PORT-AU-PRINCE, Haiti -
Thousands across Haiti organized protests on Monday demanding the prime minister's resignation as the country commemorated the death of Jean-Jacques Dessalines, a slave who became the leader of the world's first Black republic.
The protests come hours before the United Nations Security Council is scheduled to meet and vote on several measures to tackle the increasingly chaotic situation in Haiti, which is awaiting a response on its recent request for the immediate deployment of foreign troops.
“The U.S. needs Haiti to make its own decisions and not interfere in Haiti's business,” said Marco Duvivier, a 35-year-old auto parts store manager, who had joined Monday's protest in Port-au-Prince. “Life is not going to get better with an international force.”
Haiti has practically reached a standstill more than a month after one of the country's most powerful gangs surrounded a key fuel terminal in the capital and prevented the distribution of more than 10 million gallons of gasoline and fuel and more than 800,000 gallons of kerosene stored on site.
Gas stations remain shuttered, hospitals have slashed services and businesses including banks and grocery stores have cut their hours as everyone across the country runs out of fuel.
The situation has worsened a recent cholera outbreak, with hundreds hospitalized and dozens dead amid a scarcity of potable water and other basic supplies.
During Monday's protest, demonstrators hailed Dessalines, the leader of the anti-slavery revolution who was assassinated in 1806, as they rejected the potential deployment of foreign troops.
“We are the children of Dessalines,” said Samuel Jean Venel, a 40-year-old salesman.

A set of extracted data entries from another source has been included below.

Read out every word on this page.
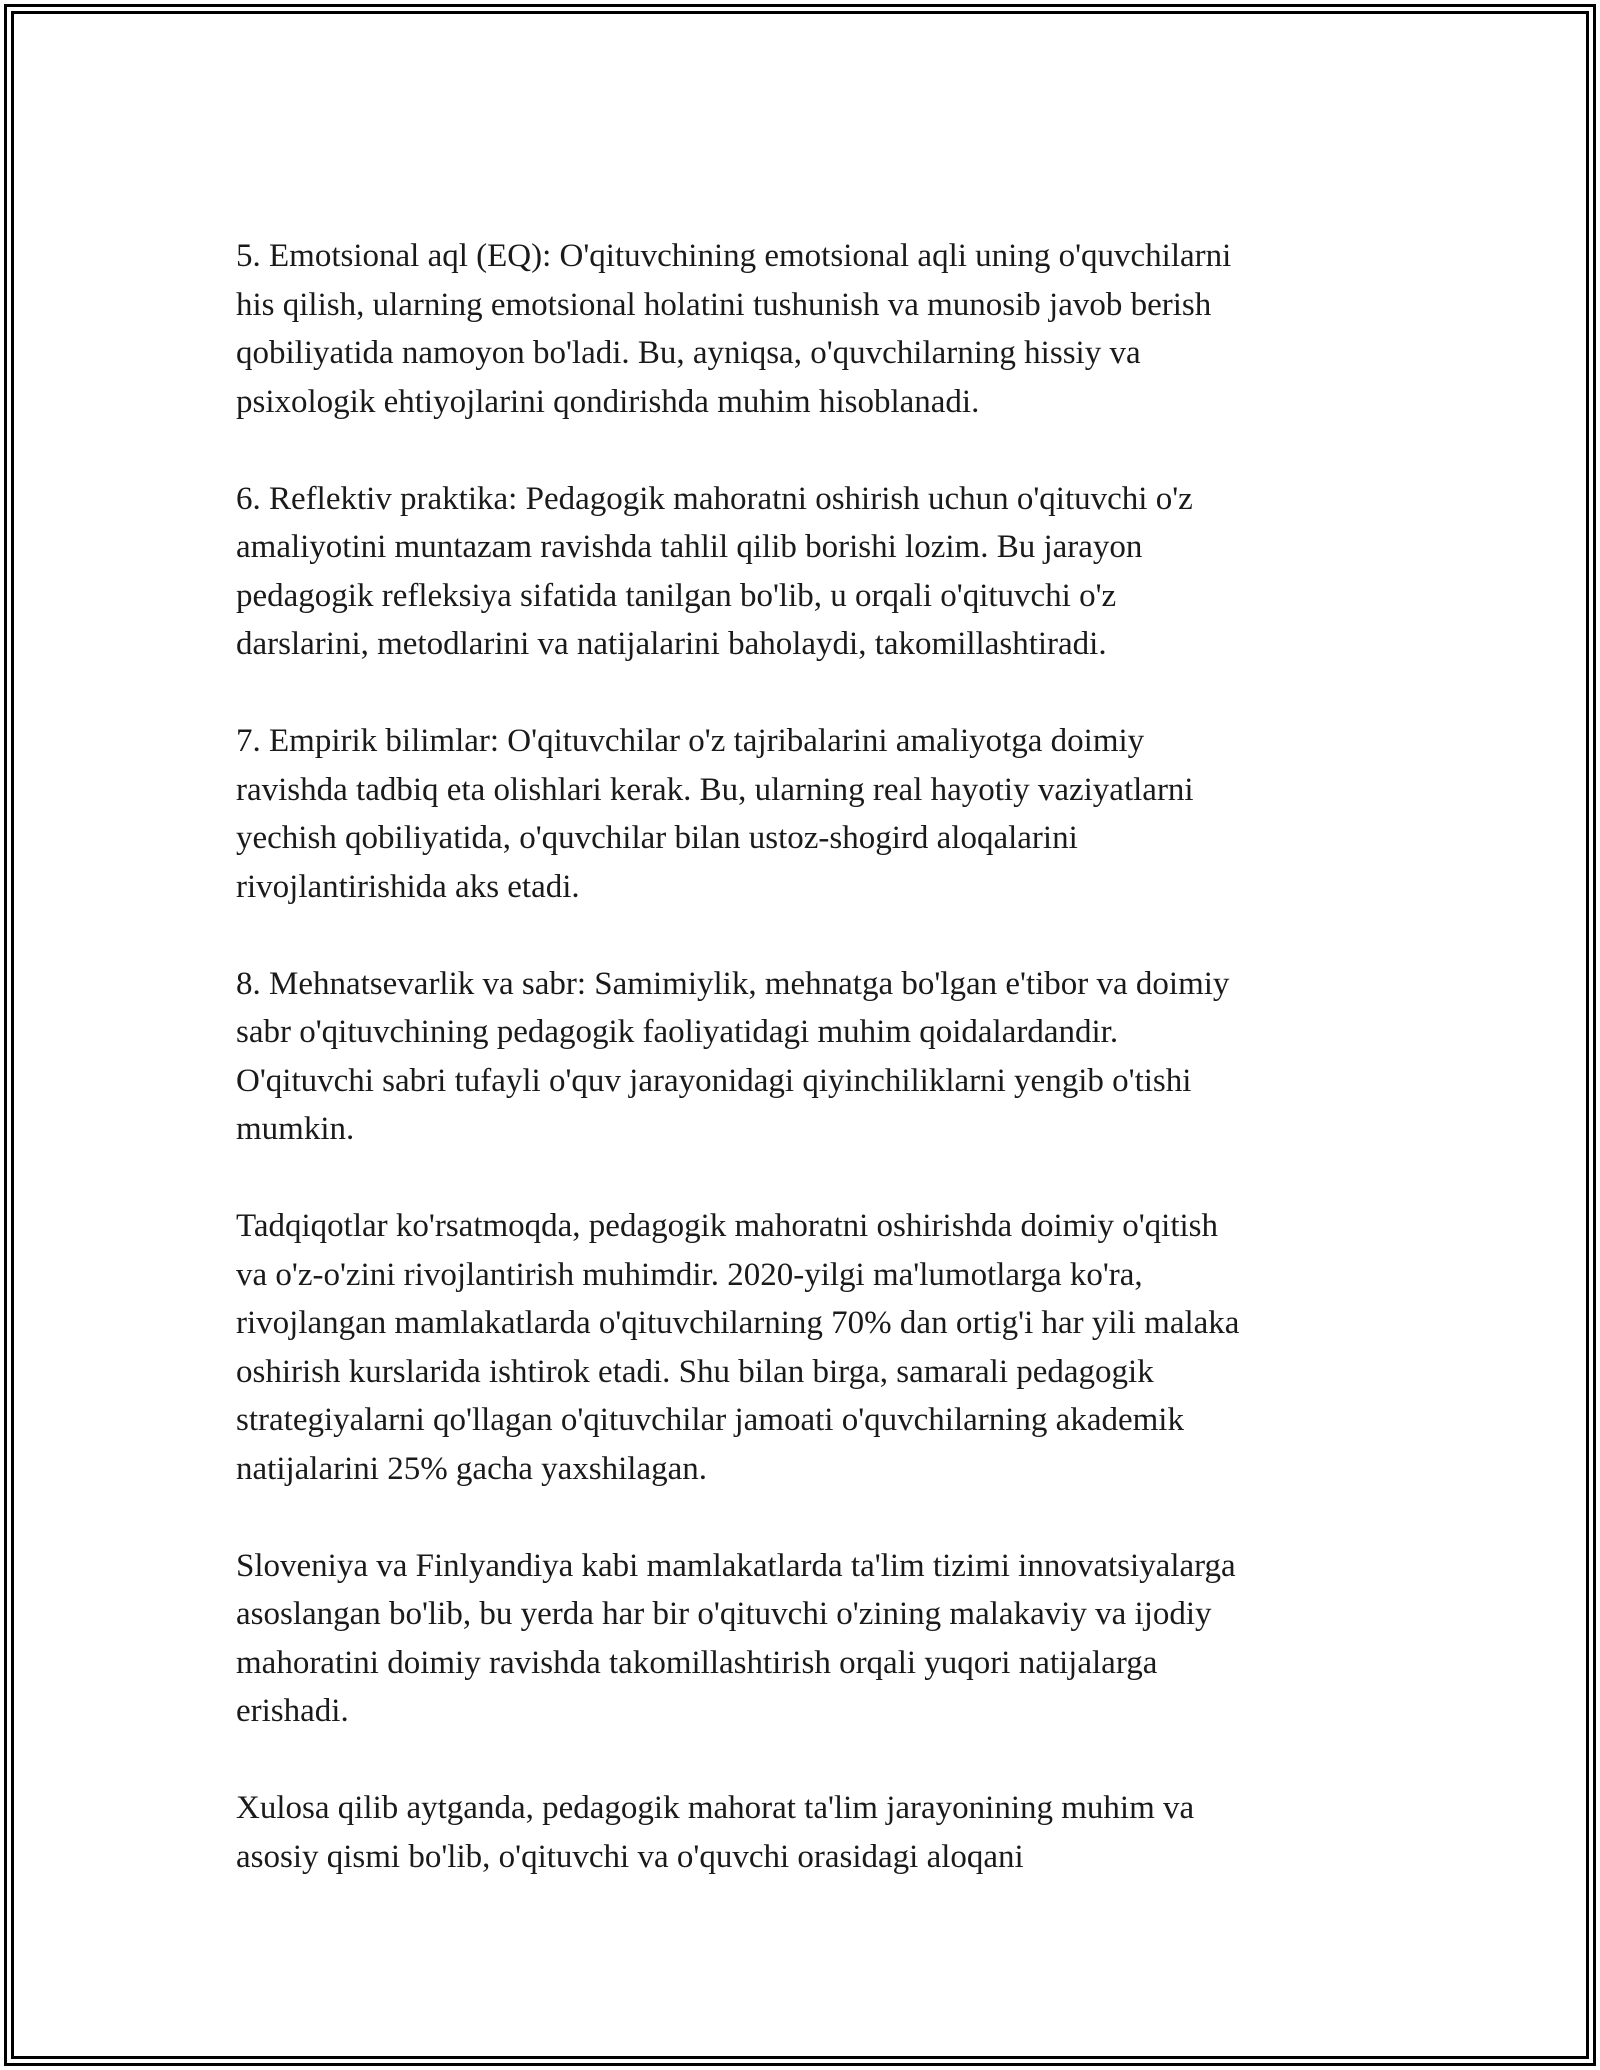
5. Emotsional aql (EQ): O'qituvchining emotsional aqli uning o'quvchilarni
his qilish, ularning emotsional holatini tushunish va munosib javob berish
qobiliyatida namoyon bo'ladi. Bu, ayniqsa, o'quvchilarning hissiy va
psixologik ehtiyojlarini qondirishda muhim hisoblanadi.

6. Reflektiv praktika: Pedagogik mahoratni oshirish uchun o'qituvchi o'z
amaliyotini muntazam ravishda tahlil qilib borishi lozim. Bu jarayon
pedagogik refleksiya sifatida tanilgan bo'lib, u orqali o'qituvchi o'z
darslarini, metodlarini va natijalarini baholaydi, takomillashtiradi.

7. Empirik bilimlar: O'qituvchilar o'z tajribalarini amaliyotga doimiy
ravishda tadbiq eta olishlari kerak. Bu, ularning real hayotiy vaziyatlarni
yechish qobiliyatida, o'quvchilar bilan ustoz-shogird aloqalarini
rivojlantirishida aks etadi.

8. Mehnatsevarlik va sabr: Samimiylik, mehnatga bo'lgan e'tibor va doimiy
sabr o'qituvchining pedagogik faoliyatidagi muhim qoidalardandir.
O'qituvchi sabri tufayli o'quv jarayonidagi qiyinchiliklarni yengib o'tishi
mumkin.

Tadqiqotlar ko'rsatmoqda, pedagogik mahoratni oshirishda doimiy o'qitish
va o'z-o'zini rivojlantirish muhimdir. 2020-yilgi ma'lumotlarga ko'ra,
rivojlangan mamlakatlarda o'qituvchilarning 70% dan ortig'i har yili malaka
oshirish kurslarida ishtirok etadi. Shu bilan birga, samarali pedagogik
strategiyalarni qo'llagan o'qituvchilar jamoati o'quvchilarning akademik
natijalarini 25% gacha yaxshilagan.

Sloveniya va Finlyandiya kabi mamlakatlarda ta'lim tizimi innovatsiyalarga
asoslangan bo'lib, bu yerda har bir o'qituvchi o'zining malakaviy va ijodiy
mahoratini doimiy ravishda takomillashtirish orqali yuqori natijalarga
erishadi.

Xulosa qilib aytganda, pedagogik mahorat ta'lim jarayonining muhim va
asosiy qismi bo'lib, o'qituvchi va o'quvchi orasidagi aloqani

Haiti's last cholera outbreak was a result of UN peacekeepers from Nepal introducing the bacteria into the country's largest river by sewage. Nearly 10,000 people died and more than 850,000 were sickened.

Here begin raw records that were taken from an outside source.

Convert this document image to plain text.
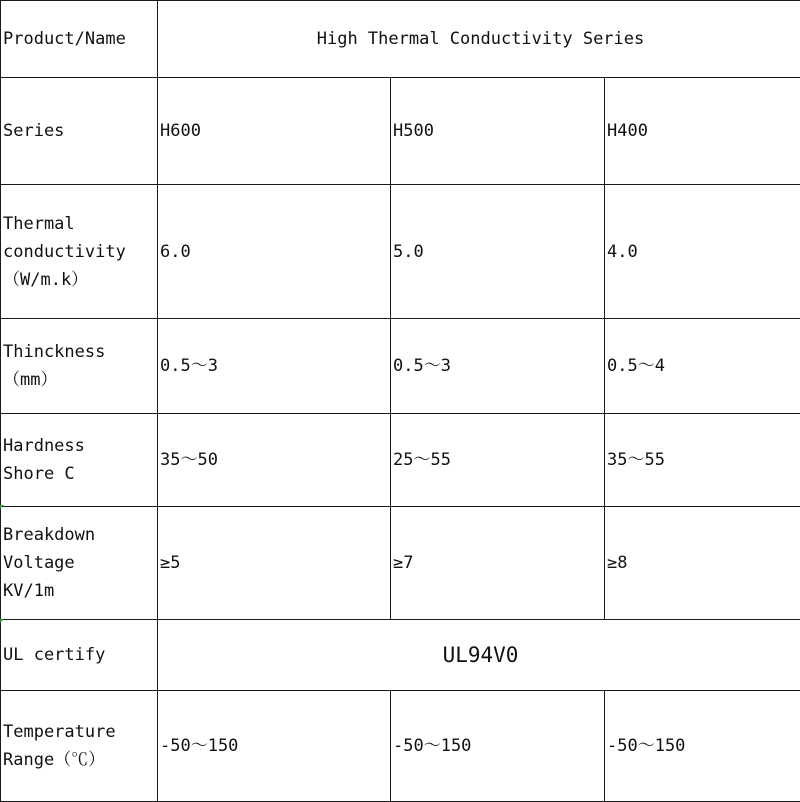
Product/Name	High Thermal Conductivity Series		
Series	H600	H500	H400

Thermal
conductivity
（W/m.k）	6.0	5.0	4.0

Thinckness
（mm）	0.5～3	0.5～3	0.5～4

Hardness
Shore C	35～50	25～55	35～55

Breakdown
Voltage
KV/1m	≥5	≥7	≥8
UL certify	UL94V0		

Temperature
Range（℃）	-50～150	-50～150	-50～150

“We don't need a foreign force. It's not going to solve anything,” Jean Venel said. “As you can see, there is no result. There is more poverty, more insecurity.”
Over the weekend, the U.S. and Canada flew equipment including armored vehicles that the Haitian government had bought for its police officers to help strengthen a department that has long been understaffed and under-resourced. It has struggled to fight gangs blamed for some 1,000 kidnappings so far this year and the killings of dozens of men, women and children as they fight over territory and become more powerful after the July 2021 killing of President Jovenel Moise.
Associated Press writer Danica Coto in San Juan, Puerto Rico contributed.